TechnologyTalks is an Internet business servicing the Information Technology sector in Australia and New Zealand. Our product is centralised IT events registration, along with post-event downloadable audio and visual materials in a choice of formats for those unable to attend. The full range of IT events relevant to the region will be covered – conferences, seminars, motivational topics – from which we will produce high quality digital recordings and transcripts.

I’m flattered that they (or anyone) would see IT Conversations as competition:

In the final weeks of our business plan we found one website that offers a product similar to what we plan to offer. ITConversations offers audio and transcripts of “interviews and important events” for the IT Industry, they produce these for O’Reilly’s Conferences and for a variety of other non-conference IT groups and they principally focus on the US market/Internet businesses. They have a well planned site, their content is free because much of it is open-source or readily available material and some cool value adds. Whilst this group do a great job [Boioioing!!] and we have learned something from them we do not see them as a direct competitor because our sole market is conferences and seminars (whilst they are broader in scope yet advertise only one group’s conferences).

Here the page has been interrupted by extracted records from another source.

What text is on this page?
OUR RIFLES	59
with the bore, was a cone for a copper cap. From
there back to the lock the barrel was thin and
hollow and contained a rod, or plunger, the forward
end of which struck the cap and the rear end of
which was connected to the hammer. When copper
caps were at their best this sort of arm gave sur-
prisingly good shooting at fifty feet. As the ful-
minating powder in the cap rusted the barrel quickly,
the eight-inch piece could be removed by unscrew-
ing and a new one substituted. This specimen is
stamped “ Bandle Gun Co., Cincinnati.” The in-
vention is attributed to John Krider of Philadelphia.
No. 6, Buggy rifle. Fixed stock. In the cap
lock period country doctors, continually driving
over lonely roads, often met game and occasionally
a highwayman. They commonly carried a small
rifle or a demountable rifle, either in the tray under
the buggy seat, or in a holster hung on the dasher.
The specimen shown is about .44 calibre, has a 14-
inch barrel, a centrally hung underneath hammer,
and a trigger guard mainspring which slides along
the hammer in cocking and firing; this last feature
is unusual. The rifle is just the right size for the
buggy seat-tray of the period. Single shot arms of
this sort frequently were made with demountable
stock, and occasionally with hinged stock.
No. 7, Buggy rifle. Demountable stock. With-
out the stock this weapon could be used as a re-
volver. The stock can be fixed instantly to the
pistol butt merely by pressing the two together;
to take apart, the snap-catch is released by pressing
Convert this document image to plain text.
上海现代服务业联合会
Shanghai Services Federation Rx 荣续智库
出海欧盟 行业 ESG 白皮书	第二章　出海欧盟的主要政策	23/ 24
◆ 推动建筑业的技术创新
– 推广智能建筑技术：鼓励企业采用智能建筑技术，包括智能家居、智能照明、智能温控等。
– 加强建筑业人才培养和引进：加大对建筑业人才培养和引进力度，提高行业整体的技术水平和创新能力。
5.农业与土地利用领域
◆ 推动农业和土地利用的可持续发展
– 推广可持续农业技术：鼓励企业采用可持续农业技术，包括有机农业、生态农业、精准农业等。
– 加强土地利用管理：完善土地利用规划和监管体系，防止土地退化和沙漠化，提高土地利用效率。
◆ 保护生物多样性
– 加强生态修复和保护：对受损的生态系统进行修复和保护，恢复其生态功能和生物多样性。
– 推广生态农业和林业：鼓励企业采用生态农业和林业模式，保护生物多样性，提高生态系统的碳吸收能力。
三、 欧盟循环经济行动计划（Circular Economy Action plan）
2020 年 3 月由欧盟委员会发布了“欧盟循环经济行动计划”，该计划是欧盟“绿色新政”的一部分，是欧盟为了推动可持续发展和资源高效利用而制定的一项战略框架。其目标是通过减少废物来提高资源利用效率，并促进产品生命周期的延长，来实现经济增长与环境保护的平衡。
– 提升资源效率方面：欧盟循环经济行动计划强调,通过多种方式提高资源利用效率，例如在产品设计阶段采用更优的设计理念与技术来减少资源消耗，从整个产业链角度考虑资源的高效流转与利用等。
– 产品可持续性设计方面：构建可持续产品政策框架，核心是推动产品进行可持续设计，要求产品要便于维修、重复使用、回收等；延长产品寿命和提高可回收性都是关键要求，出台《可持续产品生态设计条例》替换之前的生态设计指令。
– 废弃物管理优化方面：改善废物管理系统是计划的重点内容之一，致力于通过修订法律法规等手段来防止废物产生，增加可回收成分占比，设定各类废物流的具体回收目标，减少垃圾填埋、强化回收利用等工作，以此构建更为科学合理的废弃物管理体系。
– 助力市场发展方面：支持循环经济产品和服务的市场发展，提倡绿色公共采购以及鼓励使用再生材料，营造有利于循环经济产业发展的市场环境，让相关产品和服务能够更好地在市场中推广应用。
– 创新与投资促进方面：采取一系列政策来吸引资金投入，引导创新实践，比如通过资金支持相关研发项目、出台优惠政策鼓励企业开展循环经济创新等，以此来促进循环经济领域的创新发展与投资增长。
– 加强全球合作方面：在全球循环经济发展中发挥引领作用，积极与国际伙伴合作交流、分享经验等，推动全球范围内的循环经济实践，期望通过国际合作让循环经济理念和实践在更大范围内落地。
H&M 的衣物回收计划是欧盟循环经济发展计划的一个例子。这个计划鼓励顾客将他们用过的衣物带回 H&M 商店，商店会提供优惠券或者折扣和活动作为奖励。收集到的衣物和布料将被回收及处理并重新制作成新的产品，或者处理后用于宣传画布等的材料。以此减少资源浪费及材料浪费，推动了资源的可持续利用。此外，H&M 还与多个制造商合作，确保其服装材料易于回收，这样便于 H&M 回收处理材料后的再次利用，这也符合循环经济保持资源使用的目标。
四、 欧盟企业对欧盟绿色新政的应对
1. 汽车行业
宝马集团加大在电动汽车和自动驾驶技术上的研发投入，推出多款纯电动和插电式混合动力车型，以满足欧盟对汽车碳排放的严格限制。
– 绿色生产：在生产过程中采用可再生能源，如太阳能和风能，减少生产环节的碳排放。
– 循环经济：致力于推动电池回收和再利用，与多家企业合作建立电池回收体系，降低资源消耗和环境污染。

Update: Apolon Ivankovic dug deeper than I did and may have uncovered that there’s nothing behind this. Curiouser and cusriouser.

Those MP3 Recorders

(This also applies to anyone submitting recordings to IT Conversations.)

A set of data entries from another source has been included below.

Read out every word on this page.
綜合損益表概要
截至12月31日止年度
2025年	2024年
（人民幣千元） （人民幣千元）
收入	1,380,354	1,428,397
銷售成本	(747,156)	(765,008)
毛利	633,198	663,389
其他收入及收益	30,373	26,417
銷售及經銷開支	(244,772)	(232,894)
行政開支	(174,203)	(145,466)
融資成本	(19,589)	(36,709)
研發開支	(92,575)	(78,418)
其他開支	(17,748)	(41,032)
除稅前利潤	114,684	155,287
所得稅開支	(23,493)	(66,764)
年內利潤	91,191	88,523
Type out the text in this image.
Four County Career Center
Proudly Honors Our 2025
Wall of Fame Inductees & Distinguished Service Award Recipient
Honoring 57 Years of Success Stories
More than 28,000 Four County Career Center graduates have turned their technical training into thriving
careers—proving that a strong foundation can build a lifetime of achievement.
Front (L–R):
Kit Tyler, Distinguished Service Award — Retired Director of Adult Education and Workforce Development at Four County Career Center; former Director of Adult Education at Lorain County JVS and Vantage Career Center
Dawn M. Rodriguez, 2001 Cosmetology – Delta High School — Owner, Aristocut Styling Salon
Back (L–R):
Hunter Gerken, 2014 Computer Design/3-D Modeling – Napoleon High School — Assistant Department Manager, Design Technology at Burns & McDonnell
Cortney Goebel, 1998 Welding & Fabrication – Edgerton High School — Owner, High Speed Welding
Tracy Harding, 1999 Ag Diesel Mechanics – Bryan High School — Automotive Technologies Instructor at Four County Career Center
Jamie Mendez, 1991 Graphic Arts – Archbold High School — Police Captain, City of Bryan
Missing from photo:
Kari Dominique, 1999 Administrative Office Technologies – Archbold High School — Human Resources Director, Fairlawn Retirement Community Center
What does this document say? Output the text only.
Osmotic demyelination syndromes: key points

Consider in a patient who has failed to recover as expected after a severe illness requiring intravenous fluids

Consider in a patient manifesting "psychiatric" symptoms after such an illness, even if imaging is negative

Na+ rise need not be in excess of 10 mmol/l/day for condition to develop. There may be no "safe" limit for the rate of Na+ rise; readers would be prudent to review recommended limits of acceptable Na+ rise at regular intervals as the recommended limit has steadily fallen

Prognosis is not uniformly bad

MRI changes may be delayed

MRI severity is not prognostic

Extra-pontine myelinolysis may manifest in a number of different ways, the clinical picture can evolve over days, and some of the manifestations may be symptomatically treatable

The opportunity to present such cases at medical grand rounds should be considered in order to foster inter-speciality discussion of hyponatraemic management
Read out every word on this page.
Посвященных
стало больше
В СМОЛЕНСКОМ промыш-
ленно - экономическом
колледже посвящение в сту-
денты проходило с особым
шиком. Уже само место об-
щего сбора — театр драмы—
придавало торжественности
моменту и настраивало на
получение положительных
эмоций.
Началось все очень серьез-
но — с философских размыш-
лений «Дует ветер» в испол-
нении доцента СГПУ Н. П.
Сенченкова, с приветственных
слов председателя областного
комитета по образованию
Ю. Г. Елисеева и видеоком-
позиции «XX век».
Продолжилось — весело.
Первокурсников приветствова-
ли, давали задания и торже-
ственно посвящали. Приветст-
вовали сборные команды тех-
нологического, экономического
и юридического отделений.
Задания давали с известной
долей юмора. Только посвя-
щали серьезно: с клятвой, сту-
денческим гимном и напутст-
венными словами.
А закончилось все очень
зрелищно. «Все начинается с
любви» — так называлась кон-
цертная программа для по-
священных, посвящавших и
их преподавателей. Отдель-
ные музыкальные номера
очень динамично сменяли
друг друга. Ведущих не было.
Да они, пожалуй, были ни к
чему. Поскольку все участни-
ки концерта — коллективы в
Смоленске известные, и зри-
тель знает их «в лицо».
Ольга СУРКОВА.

Solid-state portable audio recorders are relatively new in the consumer market, and many people are now using them to record podcasts and conference presentations. While these devices are undoubtedly convenient and can store a lot of audio in MP3 format, they’ve introduced a new problem.

Like JPEG, MP3 is a lossy compression scheme, and the effect of repeated encode/decode operations creates some nasty sounding artifacts. Furthermore MP3 is designed as a final encoding technique: The only decode operation should be playback and rendering as sound. You should never encode audio as MP3 unless and until it’s in its final form.

A problem arises when you want to edit an MP3 recording, even just to trim off a few seconds at the head or tail of the file. If you use any computer-based software like Audacity or SoundForge to edit, the MP3 will first be decoded to an internal uncompressed format whe you open the file, but this will not recover the audio lost in that first encoding operation. When you’re done editing, you’ll have to re-encode, and the sound quality will be significantly worse than what your started with.

If you have one of these portable recorders and want to be able to edit your files, or if you plan to submit your audio to IT Conversations, here are some guidelines:

1. If possible record and save in uncompressed in WAV format. I use 24 bits and 48,000 samples per second in the studio, but you can use 16/48,000, 16/44,100 or even 16/22,050 and get pretty good results if you keep your levels up.

2. If you must record or send a compressed file, encode using a much higher bit rate than the final audio. For example, IT Conversations MP3s are encoded at 64kbps. If you send me an MP3 that you’ve recorded and/or encoded at 128kbps, the improvement in quality will be substantial. In particular, the artifacts that you get when you encode at 64kbps then decode/re-encode at the same rate will be far less annoying if I start with your 128kbps version. If you encode at 192kbps or higher, the artifacts will essentially be gone.

If you can only send me a 64kbps MP3, the final 64kbps will sound about the same as a 32kbps original, and there’s a good chance I won’t be able to use it.